The U.S. Government offers additional tips for finding reputable insurance companies, including checking that the insurer’s website is secure (such as the lock icon and a URL that begins with “https:”) and to be wary of people selling unsolicited insurance door-to-door or over the phone.

What to Ask Insurance Providers

Once you get in touch with a reputable insurance provider, getting a quote is just part of the process. You’ll also want to cover your bases and find out what exactly the policy offers. Here are some points to bring up so you can find a car insurance policy that works for you:

  • Coverages.

    How much liability protection do you have? How much liability protection do you need? Does the policy include comprehensive and collision coverages? How about uninsured and underinsured coverage? You’ll want to talk to the agent or direct writer about all the different coverages the policy includes, as well as what it doesn’t.

  • Total loss.

    How much will your insurance pay if you total your car? You’ll want to find out before it’s too late. The key thing to check for is how the company determines the value of your car – is it actual cash value (the depreciated value of your car at the time of the loss) or agreed-upon value (a set number that does not drop during the term of your policy).

  • Repairs.

    Some insurers only cover generic replacement parts – aka aftermarket parts – as opposed to original manufacturer parts to cut claims costs. Similarly, they might encourage you to bring your car to specific body shops. But you’ll want to keep you repair options open so that you have more flexibility in which body shops replacement parts are covered.

  • Discounts.

    To save money on your policy, ask about any discounts that apply to you. A main one is a safe driver discount, sometimes awarded if you’ve maintained a clean driving record, though some insurers may also offer discounts for safety features, such as car alarms or antitheft devices; if you park your car in a garage; if you drive a hybrid; if you have low-mileage; and, even, if you’re a member of a professional organization. It doesn’t hurt to ask.

  • Payment policy.

    Like any bill, you’ll want to find out how often payments are due, and what the penalty is if you’re late in making one.

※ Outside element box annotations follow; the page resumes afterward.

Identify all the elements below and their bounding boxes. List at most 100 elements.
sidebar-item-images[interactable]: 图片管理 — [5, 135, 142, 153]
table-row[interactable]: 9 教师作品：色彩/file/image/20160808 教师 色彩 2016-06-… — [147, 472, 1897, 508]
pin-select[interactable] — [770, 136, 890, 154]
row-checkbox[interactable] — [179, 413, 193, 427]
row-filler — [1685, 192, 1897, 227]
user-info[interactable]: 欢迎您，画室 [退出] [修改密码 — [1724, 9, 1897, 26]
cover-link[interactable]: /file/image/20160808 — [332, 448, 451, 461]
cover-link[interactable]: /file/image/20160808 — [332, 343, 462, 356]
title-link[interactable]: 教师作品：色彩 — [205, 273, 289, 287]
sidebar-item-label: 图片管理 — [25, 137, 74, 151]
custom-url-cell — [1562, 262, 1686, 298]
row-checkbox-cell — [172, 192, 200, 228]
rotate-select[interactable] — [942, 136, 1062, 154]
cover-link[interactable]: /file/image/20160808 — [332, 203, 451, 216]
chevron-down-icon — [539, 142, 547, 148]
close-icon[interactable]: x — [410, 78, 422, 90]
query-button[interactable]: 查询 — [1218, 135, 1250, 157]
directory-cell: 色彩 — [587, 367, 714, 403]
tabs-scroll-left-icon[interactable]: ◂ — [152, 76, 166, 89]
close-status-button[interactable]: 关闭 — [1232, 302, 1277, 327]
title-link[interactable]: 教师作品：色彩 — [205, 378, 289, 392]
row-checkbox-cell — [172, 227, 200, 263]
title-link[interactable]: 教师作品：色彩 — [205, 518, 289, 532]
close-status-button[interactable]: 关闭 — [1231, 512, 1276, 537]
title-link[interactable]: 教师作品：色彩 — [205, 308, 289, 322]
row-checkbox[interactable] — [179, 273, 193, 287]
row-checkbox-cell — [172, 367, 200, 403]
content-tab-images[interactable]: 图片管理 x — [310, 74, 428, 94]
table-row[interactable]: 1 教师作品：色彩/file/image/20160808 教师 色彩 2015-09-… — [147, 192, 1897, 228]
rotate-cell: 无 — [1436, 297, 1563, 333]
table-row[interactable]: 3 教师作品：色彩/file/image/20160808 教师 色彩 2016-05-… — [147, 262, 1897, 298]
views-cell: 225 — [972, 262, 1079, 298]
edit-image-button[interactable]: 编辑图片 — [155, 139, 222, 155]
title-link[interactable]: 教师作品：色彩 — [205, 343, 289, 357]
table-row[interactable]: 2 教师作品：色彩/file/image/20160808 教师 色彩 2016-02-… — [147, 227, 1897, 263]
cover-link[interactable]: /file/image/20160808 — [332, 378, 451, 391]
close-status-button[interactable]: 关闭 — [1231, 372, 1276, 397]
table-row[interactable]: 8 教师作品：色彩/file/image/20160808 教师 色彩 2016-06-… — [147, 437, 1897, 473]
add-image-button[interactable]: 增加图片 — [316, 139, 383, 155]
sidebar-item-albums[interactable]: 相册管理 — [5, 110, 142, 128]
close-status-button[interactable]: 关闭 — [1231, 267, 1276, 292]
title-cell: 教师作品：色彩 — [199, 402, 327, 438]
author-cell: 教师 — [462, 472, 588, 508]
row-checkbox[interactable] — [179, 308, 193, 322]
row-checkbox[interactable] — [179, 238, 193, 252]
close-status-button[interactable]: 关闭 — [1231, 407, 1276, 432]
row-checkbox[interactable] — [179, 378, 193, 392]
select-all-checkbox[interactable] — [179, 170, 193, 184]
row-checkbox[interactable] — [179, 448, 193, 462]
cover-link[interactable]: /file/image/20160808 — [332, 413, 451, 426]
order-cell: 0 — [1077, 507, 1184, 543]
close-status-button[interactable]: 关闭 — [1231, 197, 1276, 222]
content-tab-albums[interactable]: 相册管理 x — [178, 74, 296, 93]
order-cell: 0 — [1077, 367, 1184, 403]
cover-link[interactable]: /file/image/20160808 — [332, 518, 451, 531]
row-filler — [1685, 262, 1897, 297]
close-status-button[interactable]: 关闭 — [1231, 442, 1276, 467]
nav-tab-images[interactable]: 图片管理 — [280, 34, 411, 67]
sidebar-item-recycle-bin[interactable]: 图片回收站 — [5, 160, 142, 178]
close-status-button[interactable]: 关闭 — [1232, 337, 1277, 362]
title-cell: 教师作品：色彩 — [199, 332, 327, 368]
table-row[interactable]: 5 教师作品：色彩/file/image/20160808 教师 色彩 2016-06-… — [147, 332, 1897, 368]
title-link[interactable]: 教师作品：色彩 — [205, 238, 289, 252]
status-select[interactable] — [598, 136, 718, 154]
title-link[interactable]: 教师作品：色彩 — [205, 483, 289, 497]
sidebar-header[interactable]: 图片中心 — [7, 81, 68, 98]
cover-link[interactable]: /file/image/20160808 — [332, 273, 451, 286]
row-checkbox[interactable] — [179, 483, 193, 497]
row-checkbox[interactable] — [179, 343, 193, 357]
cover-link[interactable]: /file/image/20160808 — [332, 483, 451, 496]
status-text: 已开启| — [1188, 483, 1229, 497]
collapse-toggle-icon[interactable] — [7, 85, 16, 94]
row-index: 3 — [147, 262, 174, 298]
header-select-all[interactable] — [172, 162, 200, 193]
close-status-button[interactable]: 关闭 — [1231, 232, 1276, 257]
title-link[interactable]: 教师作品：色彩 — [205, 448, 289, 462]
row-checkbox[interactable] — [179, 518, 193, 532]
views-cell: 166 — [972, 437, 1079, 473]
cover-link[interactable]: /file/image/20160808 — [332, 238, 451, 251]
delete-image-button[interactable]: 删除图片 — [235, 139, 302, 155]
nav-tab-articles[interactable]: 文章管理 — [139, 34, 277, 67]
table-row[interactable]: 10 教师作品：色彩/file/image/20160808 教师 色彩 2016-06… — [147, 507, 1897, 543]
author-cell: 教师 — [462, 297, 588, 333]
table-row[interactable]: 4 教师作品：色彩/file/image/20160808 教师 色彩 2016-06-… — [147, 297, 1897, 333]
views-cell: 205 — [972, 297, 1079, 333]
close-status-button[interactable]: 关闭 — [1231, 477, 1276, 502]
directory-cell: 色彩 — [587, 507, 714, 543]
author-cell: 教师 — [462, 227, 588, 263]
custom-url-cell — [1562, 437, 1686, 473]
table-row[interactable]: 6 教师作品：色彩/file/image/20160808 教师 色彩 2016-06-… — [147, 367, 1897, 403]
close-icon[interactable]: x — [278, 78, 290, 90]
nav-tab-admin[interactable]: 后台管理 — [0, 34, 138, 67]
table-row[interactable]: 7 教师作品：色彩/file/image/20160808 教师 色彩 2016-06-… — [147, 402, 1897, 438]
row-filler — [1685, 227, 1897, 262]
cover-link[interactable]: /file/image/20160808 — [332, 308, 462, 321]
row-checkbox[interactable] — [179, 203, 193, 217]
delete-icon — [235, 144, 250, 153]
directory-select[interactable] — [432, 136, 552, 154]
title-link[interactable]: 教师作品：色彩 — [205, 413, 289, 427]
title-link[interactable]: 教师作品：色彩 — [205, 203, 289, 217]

What Insurance Providers Will Ask You

You’re not the only one doing the scrutinizing here. Insurance companies and agents will also be looking into your background and record when determining your policy. Here are the key pieces of information they’ll want to know to figure out your rates:

  • The make, model, year, trim line, and vehicle identification number (VIN) of your vehicle
  • The age, sex, recent driving record of all potential drivers
  • Where you normally park your car
  • Any accessories you may have installed to prevent theft
  • Your driving and insurance history

Now Do It All Over Again

Shopping for an auto insurance policy isn’t necessarily a one-time deal. While loyalty to a car company can get you discounts in the long run, Consumer Reports recommends that you get quotes on car insurance rates at least once a year just to see if you can save money elsewhere.